After making your selection, the window is automatically popped up
again showing the sub-directories in the new current directory. When
you get to the directory that you want, hit the F2 key or the right
mouse button and the window will be put away and the ARC-window will
be popped up so that you can then select an ARC file.
════════════
Quit Command
════════════
I hope I don't need to describe this one.
NOTE: The ESCape key will also exit NARC.
The other options...
The F4 and F5 key functions are displayed in the lower
right hand corner of the screen. The F4 description line will
only be displayed when you have selected an ARC file and the
sub-files are displayed on the screen. If you have poped up one
of the windows, the F4 (Print Sub-Files) will not be displayed.
The F4 key will print an image of the screen less the advertisement
and command lines. The F5 key will invoke the NARC - DOS command
processor. You may then enter any valid DOS command.When you are
finished, simply hit ENTER by itself and you will be returned to
NARC. You may also enter "COMMAND" which will invoke a second copy
of COMMAND.COM, if the file COMMAND.COM is in your search path. To
return to NARC, you would then type "EXIT".
Page 6
Operating Hints and Philosophy and Shortcuts
When NARC is first invoked, it pops up the window showing
all of the ARC files in the current directory. The first thing that
you must always do is to select an ARC file. The reason for this is
that when I want to look inside an ARC file, I will move to that
drive/directory and then call NARC. This saves me from having to
select where I want to look and what drive and all that mess. This
way, when the program comes up, I can go right to work. If you run
NARC and then decide to change drives or directories, you MUST first
select an ARC file from the first window.
When there are no windows popped up, the right mouse button
(or F2 key) will pop up the ARC file window, regardless of where the
command line cursor bar is. This is handy when you have a lot of ARC's
that you want to thumb through, with just the 2 mouse buttons or
F1 and F2 keys, you can look through a whole directory of ARC files
in nothing flat ! Also along these lines, when the ARC window is
on the screen, the right mouse button or the ESCape key will exit the
program.
The control system is a little tricky to at first, but I
think you will like it once you get used to it.
NARC buffers 64k of the input file at one time, thus speeding
up file operations. The output buffer is 32k and should be larger in
the next version.

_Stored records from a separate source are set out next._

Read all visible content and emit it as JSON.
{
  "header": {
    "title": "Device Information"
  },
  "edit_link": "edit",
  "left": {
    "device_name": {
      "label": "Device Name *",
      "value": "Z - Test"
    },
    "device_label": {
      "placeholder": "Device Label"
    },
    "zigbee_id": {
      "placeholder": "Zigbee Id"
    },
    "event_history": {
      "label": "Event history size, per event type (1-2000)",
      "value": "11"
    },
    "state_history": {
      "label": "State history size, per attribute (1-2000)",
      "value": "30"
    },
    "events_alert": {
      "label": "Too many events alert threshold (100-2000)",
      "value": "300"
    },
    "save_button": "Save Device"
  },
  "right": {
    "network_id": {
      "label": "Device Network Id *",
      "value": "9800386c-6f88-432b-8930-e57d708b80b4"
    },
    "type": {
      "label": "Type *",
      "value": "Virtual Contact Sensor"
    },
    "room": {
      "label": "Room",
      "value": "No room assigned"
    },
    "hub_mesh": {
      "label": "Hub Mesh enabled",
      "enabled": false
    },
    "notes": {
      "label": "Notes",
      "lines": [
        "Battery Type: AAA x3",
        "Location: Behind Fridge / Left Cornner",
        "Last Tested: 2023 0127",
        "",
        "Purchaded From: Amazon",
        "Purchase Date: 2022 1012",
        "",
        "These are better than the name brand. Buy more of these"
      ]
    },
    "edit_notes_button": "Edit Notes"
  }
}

NARC requires about 170K of RAM to operate.
(This prime advertising space for rent)
Page 7
══════════════════════
Error Messages.
══════════════════════
Memory Allocation Error.
- NARC allocates memory when it is invoked, this says that DOS told
NARC that there was not enough memory left to run the program
ERROR: Extraction Failed due to CRC error, Hit ENTER
- After a file is extracted, the CRC contained in the ARC header is
compared to the CRC that NARC calculates, this message says that
the two were different. This is the CRC-16 polynomial.
ERROR: Extraction Failed due to FileSize error
- Same as above, except with filesize
ERROR: Disk File Inconsistency. Hit ENTER
- This will usually mean that the user has swapped disks just after
telling NARC to View,Print or Extract and NARC does not recognize
the file.
ERROR: Incompatible Crunch Format
- Says that either the stowage code for this file is not supported by
NARC -OR- there is an error in the ARC header
ERROR: Extraction Failed due to Lack of Disk Space
- Self explanatory
Squeezed File Has a Diseased Decode Tree.
- When unsqueezing a file, NARC has found a bad entry in the decode
table.
ERROR: No directory space on destination!
- Self explanatory
Bad Path Name Dude, Hit ENTER
- The destination path that the user entered for extraction is not
a valid DOS pathname, reenter.
Requires DOS version 2.0 or above.
- NARC requires DOS 2.0 or above to operate.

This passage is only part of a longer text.